A recent report from the Center for Effective Government (Fleecing Uncle Sam) highlights that many large U.S. companies pay little to no corporate taxes, and a few even get tax rebates from the federal government. Moreover, in a particularly disturbing statistic, among the 100 largest corporations in the U.S., 29 paid their CEOs more than they paid in federal income taxes in 2013. This number is up from 25 out of the top 100 in CEG’s 2010 and 2011 surveys on corporate taxes.

corporate taxes

Corporations – Other key findings regarding corporate taxes

The authors of the CEG report, Scott Klinger and Sarah Anderson, also point out that:

The 29 CEOs in question here made $32 million on average last year. The companies they worked for reported $24 billion in U.S. pre-tax profits, and yet somehow claimed $238 million in tax refunds, an effective tax rate of negative 1%.
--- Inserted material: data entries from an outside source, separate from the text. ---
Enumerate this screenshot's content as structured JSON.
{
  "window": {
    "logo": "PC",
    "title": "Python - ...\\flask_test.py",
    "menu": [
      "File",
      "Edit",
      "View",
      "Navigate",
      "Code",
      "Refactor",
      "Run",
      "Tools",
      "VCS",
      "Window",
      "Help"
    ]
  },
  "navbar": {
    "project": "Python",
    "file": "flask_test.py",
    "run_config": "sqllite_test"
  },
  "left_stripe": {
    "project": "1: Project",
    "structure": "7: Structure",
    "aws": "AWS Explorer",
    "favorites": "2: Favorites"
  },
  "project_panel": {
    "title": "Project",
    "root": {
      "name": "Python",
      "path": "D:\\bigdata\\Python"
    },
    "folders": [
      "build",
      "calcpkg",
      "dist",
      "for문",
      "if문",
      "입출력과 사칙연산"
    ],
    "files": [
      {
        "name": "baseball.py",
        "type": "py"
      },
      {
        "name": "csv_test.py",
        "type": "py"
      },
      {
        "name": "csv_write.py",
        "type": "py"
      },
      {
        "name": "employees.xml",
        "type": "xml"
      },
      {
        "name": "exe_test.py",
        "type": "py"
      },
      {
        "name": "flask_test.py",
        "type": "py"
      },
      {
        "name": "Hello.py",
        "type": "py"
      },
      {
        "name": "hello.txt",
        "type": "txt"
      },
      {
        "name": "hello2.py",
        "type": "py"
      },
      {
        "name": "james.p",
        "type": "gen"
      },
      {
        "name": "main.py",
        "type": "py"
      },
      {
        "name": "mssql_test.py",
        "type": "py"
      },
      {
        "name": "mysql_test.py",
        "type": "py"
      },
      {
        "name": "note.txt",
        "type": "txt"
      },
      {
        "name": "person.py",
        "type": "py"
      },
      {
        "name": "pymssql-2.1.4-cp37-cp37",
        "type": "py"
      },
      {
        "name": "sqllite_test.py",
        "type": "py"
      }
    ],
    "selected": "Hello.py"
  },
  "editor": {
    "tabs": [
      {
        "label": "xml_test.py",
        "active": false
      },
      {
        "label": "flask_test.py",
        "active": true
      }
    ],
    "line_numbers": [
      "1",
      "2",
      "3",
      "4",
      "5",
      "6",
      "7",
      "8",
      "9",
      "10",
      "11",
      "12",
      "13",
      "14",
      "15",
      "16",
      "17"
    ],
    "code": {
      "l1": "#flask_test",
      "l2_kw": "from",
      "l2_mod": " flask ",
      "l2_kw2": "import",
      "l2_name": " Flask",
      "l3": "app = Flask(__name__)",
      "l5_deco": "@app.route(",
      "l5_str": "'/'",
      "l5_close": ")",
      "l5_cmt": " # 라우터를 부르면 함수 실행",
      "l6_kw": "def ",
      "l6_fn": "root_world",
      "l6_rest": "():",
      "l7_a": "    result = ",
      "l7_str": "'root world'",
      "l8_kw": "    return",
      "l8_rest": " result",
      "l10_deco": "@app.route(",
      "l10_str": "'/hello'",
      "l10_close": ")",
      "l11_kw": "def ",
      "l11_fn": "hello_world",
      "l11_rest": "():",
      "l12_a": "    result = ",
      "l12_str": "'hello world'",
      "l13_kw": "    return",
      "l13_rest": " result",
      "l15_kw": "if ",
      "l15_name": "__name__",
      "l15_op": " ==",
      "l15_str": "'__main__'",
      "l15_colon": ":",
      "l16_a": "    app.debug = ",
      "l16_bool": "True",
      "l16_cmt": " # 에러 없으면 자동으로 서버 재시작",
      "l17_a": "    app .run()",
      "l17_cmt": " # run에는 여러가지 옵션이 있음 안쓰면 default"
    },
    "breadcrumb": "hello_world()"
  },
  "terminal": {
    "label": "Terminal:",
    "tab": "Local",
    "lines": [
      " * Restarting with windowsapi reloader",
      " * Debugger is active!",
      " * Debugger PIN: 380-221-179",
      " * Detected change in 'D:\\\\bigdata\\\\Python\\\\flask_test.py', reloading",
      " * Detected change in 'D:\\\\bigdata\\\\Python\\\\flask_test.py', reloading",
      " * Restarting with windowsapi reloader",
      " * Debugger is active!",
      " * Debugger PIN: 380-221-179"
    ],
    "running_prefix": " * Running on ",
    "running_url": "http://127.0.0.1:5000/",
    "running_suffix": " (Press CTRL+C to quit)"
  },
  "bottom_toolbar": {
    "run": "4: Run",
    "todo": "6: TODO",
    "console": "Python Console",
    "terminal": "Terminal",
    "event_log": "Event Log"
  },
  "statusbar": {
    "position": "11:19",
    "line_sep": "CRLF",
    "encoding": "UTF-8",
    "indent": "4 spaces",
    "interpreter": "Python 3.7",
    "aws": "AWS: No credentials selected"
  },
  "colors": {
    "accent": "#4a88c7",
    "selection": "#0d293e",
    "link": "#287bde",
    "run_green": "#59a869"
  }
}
In order to accomplish this tax miracle, the 29 firms operate 237 separate subsidiaries in tax havens. The corporation with the largest number of tax haven subsidiaries was Abbott Laboratories (NYSE:ABT), with a grand total of 79. Of note, Abbott’s CEO compensation was $4 million more than its IRS bill in 2013.

corporate taxes

Among the 29 firms, only 12 reported U.S. losses last year. Curiously, the CEO pay at these 12 unprofitable firms came out to $36.6 million on average, more than triple the $11.7 million average for large cap CEOs in the U.S..

Too-big-to-fail Citibank, which ironically owes its existence to taxpayer bailouts, received the largest tax refund in 2013. Citigroup Inc (NYSE:C) paid its CEO a cool $18 million while taking home an IRS refund of $260 million last year.

Boeing Co (NYSE:BA), Chesapeake Energy Corporation (NYSE:CHK) and Ford Motor Company (NYSE:F) paid their CEO more than the IRS in 2010, 2011 and 2013.

corporate taxes Corporations

Corporations – U.S. corporate tax system broken

Klinger and Anderson end their report with an exhortation to Congress to reform our broken and unjust corporate tax system. “For corporations to reward one individual, no matter how talented, more than they are contributing to the cost of all the public services needed for business success reflects the deep flaws in our corporate tax system. Rather than more tax breaks, Congress should focus on addressing these deep flaws by cracking down on the use of tax havens, eliminating wasteful corporate subsidies, and closing loopholes that encourage excessive executive compensation.”